Posted March. 07, 2014 04:22,   

한국어

Babies born infected with the AIDS virus can be possibly cured. Scientists are excited about the second case of a baby whose AIDS was put into remission, although they doubted the first successful treatment that cured an infected baby last year.

Doctors at Miller Children’s Hospital in Long Beach, California, revealed their case at the Conference on Retroviruses and Opportunistic Infections in Boston on Wednesday. A baby born to a woman with AIDS was treated with anti-viral drugs four hours after the birth and is now free from the virus that causes AIDS.

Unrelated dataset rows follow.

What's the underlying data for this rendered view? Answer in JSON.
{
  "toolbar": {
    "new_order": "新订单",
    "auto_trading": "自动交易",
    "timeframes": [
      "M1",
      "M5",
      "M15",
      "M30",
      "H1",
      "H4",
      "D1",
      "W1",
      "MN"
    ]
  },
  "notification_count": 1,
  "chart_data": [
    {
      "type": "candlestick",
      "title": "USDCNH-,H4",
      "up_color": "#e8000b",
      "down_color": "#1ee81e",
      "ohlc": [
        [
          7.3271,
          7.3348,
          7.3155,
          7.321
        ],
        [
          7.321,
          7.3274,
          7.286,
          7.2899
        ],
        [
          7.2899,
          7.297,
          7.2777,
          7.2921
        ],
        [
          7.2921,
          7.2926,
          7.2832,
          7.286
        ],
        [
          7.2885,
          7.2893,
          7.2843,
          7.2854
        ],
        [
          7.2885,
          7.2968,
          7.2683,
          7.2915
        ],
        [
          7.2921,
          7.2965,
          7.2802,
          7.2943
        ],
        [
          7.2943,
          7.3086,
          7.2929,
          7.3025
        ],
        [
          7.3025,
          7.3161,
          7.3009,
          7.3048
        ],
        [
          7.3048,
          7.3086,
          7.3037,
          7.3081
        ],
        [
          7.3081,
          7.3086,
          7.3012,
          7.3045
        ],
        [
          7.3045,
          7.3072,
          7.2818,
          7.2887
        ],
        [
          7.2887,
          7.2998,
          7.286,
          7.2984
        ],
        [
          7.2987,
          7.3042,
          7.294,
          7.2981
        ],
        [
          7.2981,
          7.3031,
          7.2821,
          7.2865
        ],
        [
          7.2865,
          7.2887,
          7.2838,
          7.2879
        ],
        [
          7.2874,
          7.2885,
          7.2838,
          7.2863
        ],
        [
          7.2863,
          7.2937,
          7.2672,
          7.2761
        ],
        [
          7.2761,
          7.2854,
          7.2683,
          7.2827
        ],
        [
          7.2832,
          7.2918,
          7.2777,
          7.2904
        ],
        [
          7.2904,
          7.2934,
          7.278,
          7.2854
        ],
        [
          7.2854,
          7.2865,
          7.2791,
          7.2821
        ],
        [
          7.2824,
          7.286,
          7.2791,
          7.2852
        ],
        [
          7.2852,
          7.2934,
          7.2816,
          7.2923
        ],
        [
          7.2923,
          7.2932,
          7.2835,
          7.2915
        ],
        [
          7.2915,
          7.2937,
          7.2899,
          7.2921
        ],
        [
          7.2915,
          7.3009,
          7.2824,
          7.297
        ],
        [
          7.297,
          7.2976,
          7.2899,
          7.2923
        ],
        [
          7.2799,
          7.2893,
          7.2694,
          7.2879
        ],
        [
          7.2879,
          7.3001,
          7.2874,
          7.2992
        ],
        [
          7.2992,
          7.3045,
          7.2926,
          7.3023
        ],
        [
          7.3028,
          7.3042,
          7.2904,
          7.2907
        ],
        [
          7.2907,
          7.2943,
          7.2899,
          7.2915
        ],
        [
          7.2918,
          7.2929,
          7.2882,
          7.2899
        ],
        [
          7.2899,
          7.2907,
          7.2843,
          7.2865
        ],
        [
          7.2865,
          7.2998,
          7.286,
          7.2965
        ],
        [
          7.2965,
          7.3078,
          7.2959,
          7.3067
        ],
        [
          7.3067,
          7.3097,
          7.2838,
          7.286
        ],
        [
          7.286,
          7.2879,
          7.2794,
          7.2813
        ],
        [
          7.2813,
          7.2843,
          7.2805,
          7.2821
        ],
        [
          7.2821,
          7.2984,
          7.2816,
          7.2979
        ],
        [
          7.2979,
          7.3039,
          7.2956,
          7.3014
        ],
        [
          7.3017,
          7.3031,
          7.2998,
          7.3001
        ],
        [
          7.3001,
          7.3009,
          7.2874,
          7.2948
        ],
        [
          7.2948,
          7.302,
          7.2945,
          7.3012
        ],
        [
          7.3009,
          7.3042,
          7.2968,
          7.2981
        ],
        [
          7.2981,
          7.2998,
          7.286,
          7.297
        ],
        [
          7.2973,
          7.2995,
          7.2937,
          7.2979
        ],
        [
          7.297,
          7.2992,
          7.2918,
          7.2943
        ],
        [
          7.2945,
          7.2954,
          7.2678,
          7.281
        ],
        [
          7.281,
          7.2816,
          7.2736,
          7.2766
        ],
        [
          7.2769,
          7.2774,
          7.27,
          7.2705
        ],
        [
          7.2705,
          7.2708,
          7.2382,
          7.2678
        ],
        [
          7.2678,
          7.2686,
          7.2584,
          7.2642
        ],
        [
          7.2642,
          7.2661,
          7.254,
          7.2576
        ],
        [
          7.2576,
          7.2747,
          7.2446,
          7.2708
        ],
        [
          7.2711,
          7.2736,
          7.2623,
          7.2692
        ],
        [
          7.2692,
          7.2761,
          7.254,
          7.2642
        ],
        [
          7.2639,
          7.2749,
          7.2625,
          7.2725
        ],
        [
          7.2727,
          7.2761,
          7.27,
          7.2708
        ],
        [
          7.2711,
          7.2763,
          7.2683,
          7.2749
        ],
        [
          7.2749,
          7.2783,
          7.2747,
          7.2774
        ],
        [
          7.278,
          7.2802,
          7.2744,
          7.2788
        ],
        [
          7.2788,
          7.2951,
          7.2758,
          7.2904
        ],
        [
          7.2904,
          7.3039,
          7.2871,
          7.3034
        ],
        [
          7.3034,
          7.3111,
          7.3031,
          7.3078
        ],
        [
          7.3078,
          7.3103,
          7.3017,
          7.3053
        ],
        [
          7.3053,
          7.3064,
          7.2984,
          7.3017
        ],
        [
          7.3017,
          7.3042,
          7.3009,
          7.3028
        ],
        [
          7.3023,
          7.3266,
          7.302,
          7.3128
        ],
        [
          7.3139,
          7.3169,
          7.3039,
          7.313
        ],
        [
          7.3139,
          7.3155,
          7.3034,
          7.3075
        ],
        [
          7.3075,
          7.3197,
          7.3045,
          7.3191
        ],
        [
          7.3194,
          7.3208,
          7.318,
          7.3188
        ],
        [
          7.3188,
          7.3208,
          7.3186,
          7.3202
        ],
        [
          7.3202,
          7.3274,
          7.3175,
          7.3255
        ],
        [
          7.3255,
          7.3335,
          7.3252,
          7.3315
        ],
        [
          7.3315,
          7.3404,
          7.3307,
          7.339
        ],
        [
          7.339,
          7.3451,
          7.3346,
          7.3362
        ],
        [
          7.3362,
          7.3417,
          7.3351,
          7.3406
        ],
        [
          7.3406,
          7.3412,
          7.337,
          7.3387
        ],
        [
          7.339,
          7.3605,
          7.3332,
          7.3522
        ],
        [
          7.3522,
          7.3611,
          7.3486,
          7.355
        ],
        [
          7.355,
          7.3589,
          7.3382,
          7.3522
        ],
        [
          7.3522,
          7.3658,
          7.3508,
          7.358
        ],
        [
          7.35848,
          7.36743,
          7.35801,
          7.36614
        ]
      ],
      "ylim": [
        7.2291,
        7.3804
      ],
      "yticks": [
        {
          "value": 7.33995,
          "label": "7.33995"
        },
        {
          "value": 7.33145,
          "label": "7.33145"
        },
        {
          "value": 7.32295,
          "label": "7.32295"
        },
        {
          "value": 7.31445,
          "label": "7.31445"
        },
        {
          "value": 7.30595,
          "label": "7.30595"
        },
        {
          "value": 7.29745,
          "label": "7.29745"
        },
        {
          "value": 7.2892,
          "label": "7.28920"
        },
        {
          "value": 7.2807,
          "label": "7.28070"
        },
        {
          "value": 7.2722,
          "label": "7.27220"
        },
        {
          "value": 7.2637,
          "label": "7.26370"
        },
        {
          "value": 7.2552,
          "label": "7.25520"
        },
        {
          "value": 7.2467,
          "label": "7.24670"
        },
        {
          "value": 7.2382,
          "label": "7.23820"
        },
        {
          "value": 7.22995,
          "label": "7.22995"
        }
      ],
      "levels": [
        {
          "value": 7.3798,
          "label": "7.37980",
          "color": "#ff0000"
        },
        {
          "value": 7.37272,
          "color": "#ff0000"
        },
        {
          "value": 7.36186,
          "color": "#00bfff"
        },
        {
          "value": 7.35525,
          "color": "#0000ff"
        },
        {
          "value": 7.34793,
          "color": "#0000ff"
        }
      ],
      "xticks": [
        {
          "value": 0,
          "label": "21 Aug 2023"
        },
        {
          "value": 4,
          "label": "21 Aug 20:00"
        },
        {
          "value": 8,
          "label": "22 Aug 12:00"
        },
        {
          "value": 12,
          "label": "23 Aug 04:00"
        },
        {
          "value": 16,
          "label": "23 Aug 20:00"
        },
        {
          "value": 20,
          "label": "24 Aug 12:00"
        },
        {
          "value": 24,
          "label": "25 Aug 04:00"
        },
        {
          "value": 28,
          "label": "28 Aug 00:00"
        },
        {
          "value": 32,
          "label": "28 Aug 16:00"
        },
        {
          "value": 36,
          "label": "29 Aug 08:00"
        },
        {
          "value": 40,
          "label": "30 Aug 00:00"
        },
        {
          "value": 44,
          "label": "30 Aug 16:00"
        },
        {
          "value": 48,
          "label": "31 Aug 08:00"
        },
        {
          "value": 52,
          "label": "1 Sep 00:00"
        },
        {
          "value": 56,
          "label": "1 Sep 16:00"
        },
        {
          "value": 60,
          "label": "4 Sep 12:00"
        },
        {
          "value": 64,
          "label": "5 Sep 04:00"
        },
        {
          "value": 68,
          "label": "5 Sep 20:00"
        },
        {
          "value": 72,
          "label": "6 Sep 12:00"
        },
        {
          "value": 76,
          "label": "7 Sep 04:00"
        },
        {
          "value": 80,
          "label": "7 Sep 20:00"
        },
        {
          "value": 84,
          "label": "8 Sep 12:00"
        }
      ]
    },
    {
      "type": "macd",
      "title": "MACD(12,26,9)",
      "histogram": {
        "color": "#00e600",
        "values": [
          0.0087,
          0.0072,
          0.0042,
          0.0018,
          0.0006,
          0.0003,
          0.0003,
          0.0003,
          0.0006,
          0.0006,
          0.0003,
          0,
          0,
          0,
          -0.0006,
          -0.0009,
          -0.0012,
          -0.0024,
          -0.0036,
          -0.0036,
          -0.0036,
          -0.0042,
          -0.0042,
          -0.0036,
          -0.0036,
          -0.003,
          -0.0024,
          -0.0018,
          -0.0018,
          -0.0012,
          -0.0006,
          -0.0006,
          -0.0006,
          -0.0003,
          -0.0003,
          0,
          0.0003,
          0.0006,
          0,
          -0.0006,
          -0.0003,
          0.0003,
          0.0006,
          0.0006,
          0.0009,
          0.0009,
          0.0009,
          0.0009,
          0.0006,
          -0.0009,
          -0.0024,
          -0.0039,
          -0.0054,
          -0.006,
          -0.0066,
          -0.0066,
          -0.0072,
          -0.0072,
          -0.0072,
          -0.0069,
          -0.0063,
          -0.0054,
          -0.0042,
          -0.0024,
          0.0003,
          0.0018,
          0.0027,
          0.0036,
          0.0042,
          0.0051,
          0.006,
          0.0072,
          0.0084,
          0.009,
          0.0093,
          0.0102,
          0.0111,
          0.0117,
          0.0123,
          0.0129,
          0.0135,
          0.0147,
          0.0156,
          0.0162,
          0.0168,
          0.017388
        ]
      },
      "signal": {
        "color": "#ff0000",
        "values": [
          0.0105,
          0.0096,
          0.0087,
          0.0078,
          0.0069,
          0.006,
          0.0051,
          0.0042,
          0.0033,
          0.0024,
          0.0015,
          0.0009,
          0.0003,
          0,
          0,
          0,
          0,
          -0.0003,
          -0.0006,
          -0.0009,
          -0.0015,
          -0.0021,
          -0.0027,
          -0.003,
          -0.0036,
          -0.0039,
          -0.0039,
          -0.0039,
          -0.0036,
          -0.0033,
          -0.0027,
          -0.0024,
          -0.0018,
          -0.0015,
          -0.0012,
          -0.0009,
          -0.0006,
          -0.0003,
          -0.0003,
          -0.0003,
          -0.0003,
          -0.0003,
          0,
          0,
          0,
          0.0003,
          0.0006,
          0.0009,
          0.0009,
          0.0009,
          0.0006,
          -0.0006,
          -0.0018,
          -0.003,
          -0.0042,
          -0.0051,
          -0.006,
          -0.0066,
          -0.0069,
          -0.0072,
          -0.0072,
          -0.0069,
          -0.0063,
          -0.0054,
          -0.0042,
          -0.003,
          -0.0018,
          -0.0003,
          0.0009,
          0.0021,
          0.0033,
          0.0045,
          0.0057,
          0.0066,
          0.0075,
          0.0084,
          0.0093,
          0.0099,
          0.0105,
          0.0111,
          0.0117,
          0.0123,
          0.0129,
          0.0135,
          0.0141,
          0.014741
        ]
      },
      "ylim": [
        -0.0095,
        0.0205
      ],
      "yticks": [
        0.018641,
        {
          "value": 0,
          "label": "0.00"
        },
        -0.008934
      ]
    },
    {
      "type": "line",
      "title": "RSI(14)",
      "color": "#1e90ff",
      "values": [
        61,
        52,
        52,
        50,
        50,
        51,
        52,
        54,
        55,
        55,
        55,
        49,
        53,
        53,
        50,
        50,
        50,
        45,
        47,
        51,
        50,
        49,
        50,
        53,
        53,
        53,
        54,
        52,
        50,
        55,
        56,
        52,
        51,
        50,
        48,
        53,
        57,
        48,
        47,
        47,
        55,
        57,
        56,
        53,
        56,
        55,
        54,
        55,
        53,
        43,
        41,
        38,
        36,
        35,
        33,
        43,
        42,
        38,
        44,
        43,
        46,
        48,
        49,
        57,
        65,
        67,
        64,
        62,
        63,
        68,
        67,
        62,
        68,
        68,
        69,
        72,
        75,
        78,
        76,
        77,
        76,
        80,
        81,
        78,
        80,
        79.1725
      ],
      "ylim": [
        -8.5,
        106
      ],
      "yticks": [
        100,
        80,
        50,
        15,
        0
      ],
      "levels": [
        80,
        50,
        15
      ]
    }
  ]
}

The doctors started the baby on three drugs used for treatment of the AIDS virus in April last year. The virus began to disappear six days after birth and was undetectable within 11 months. According to the New York Times, Dr. Yvonne J. Bryson, a medical professor at the University of California, Los Angeles, said that “still being cautious to say the baby has been ‘cured,’ but it is surprising that the virus disappeared so fast.”

The doctors at the Children’s Hospital said they applied the same treatment used in the first case that cured the virus in March last year, after confirming that the baby was infected with AIDS. The medical team at Mississippi University released its case at the conference that the infant made an apparent recovery from H.I.V. infection in 30 months following the treatment with anti-viral drugs within 30 hours after birth. The team chose higher doses of medicine than usually used, which they hesitated to use due to side effects, and got an “unexpected result.” The baby who remains anonymous is called the “Mississippi baby.”

The research team who released the second cured case using a similar treatment said that "there might be five more such cases in Canada and three in South Africa.” The team added that it will conduct clinical trials in 50 babies who are born infected by administering drugs within 48 hours after the birth. Researchers said if that trial works, the protocol for treating babies born infected each year worldwide will no doubt be rewritten. The treatment was unthinkable several years ago, the New York Times said.